Оставив облупившиеся особняки позади, они проехали по торговой улице, полной студентов, затем – вдоль аллеи со старыми ивами. Теперь они поднимались на пологий холм с лужайками по обе стороны дороги, заканчивающейся тупиком. Даже в такой пасмурный день на траве сидели парочки – их желтые дождевики казались гигантскими лютиками на зеленом фоне.
– Отсюда до Инженерного корпуса рукой подать, – сказал Дэви, выбираясь из машины. – Но придется идти пешком, ближе не подъехать. Я оставлю тебя на пару минут – мне нужно сбегать узнать, в какой аудитории будет экзамен. Не возражаешь?
– Конечно, – откликнулась Вики с легкой улыбкой.
Дэви облокотился на дверь, участливо глядя на спутницу.
– Вы поладите с дедушкой, не волнуйся. У меня сегодня суматошный день, но обещаю забежать к вам вечерком ненадолго – вдруг это как-то поможет. Ты ведь о дедушке задумалась?
– И о нем тоже.
– Вот как? А о чем еще?
– Еще? – Она витала мыслями где-то далеко. – Еще, наверное, вспоминаю, о чем же я когда-то мечтала. В двух словах и не объяснить.
И хотя ей казалось невозможным выразить все свои туманные фантазии одной яркой фразой – для Дэви это было бы легко. Если бы она дала сейчас слабину, мечтательно глядя вниз на озеро, и рассказала ему о них – пусть даже уклончиво, полунамеками, – Дэви выслушал бы ее, не снимая ногу с подножки, мрачнея все больше и пытаясь скрыть свою боль, а затем сказал бы очень просто:
«Твоя мечта – это мой брат Кен».
3
Кен сосредоточенно трудился в гараже. Помещение окутывал едкий сизый дым, мотор ревел, как раненый зверь. Передок огромного грузовика с поднятым капотом напоминал разинутую пасть дракона. Сидевший в драконьей голове Кен убрал ногу с педали газа, и возмущенный рев стих сперва до ошеломленного фырканья, затем до неуверенного покашливания.
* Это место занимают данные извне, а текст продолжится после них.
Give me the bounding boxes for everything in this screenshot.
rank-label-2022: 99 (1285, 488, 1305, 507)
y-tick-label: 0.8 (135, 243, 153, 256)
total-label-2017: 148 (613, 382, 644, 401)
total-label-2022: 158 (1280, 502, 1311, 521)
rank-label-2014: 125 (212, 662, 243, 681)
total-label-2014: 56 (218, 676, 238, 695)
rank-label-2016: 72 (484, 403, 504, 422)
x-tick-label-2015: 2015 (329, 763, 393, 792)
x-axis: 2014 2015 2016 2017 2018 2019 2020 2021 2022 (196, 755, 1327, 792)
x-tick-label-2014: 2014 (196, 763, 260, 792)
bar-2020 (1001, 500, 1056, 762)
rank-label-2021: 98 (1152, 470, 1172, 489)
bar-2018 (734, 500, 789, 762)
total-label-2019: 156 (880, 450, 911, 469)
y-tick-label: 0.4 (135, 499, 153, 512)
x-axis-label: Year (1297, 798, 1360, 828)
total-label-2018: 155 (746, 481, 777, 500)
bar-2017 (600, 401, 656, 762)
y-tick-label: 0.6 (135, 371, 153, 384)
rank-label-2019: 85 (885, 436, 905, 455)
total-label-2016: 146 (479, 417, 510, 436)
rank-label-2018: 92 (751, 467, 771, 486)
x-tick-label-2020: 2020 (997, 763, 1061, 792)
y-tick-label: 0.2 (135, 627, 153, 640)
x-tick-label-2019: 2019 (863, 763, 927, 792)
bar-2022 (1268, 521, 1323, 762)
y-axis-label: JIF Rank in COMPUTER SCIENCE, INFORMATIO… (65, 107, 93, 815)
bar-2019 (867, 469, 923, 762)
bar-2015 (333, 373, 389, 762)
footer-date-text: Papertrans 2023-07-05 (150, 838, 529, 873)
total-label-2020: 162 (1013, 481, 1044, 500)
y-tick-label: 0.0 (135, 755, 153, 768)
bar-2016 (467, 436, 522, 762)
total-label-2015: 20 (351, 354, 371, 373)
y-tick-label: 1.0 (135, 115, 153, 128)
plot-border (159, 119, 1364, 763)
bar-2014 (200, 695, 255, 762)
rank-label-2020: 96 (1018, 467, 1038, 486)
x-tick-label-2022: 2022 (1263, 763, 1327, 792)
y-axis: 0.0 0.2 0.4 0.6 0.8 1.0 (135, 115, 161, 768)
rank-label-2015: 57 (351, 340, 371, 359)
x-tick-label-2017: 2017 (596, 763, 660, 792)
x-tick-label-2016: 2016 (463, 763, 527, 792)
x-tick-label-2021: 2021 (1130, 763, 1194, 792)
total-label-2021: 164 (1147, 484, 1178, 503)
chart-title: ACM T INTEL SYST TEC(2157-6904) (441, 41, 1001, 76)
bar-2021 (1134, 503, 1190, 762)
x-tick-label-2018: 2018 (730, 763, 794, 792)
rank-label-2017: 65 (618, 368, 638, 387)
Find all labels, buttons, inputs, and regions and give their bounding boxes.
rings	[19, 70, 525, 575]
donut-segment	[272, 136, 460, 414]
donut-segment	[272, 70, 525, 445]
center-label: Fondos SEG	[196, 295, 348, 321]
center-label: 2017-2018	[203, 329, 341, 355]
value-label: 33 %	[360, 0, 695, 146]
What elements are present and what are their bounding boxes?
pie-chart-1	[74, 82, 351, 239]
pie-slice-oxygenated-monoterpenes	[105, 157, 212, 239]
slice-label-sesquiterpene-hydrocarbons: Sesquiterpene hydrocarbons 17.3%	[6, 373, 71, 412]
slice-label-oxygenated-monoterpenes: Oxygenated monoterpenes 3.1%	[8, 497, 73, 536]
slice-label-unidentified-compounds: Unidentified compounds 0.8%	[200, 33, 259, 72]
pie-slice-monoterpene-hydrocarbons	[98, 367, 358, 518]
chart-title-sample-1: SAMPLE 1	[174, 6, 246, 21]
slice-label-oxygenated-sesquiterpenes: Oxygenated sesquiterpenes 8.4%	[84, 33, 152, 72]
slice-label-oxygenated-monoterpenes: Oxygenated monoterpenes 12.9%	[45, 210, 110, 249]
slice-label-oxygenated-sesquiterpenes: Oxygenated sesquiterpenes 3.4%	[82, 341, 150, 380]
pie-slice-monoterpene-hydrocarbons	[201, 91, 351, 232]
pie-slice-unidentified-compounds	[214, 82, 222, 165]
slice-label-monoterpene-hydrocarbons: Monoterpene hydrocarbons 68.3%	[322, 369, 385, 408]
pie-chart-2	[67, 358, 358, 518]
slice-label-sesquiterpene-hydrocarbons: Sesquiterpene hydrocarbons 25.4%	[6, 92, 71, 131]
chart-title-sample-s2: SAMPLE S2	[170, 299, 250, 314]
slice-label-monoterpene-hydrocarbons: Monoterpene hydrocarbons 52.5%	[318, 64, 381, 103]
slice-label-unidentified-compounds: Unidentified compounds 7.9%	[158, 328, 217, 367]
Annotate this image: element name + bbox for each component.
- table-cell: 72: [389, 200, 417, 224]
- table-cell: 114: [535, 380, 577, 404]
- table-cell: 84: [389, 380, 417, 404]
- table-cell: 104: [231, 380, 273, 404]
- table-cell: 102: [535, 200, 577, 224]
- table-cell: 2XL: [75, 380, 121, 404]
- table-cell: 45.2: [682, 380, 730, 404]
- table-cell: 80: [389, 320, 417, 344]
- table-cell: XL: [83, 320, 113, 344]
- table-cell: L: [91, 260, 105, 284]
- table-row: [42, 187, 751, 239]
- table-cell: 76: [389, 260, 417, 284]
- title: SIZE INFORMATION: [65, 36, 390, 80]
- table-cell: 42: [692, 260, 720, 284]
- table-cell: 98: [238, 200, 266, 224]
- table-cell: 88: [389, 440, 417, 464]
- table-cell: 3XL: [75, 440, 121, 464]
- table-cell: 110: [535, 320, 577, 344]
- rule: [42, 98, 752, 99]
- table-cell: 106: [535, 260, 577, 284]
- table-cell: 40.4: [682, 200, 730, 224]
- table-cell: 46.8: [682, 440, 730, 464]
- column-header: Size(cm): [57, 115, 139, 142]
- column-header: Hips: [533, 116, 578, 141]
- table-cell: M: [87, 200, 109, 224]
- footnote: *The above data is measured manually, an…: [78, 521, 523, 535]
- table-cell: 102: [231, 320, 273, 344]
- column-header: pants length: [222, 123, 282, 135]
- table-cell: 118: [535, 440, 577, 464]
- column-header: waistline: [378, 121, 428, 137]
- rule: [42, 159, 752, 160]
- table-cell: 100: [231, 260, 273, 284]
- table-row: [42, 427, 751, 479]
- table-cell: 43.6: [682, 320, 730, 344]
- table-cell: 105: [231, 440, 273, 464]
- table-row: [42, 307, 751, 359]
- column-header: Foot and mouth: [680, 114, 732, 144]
Кен еще раз нажал на педаль, и дракон снова рассвирепел. Но для Кена, как для любого опытного ветеринара, этот величественный рык просто помогал поставить верный диагноз – впускной клапан барахлил, и последние десять минут он пытался заставить его работать как положено. Кен застыл на водительском месте, глядя прямо перед собой, – вся его поза выражала спокойное упорство. Светлые волосы растрепались и лезли в глаза. Кен резко встряхнул головой, откидывая их назад. Его молодое лицо сразу стало выглядеть открытым и даже одухотворенным. Сейчас он использовал почти все органы чувств. Он напрягал слух, пытаясь уловить пропущенный такт, нога сквозь толстую подошву ощущала малейшую задержку между нажатием на педаль и реакцией мотора, обоняние улавливало запах несгоревшего бензина, а по неравномерной вибрации грузовика он определял моменты, когда четырехтактный цикл сбивался на трехтактный. Через умелые руки Кена прошло множество движков. Теперь каждый мотор становился для него кем-то вроде близкого друга, обратившегося за помощью – и Кен помогал. Он видел их насквозь, словно заржавевшие блоки цилиндров были прозрачной оболочкой. Работать руками, все равно над чем – будь то двигатель грузовика или сложный научный прибор, – вот то, что он умел и любил. И потому инженерия для Кена означала в первую очередь физическое созидание. Пускай теоретики вроде Дэви разрабатывают новые принципы и научные доктрины – Кена волновало только то, что можно пощупать руками. Если это осязаемо – это имеет смысл. На работе он был счастлив. Здесь не возникало чувства соперничества, не требовалось доказывать в тысячный раз, что он самый быстрый, самый ловкий, самый сильный, – или выполнять каждое опрометчивое обещание, которое срывалось с его языка, прежде чем он успевал подумать.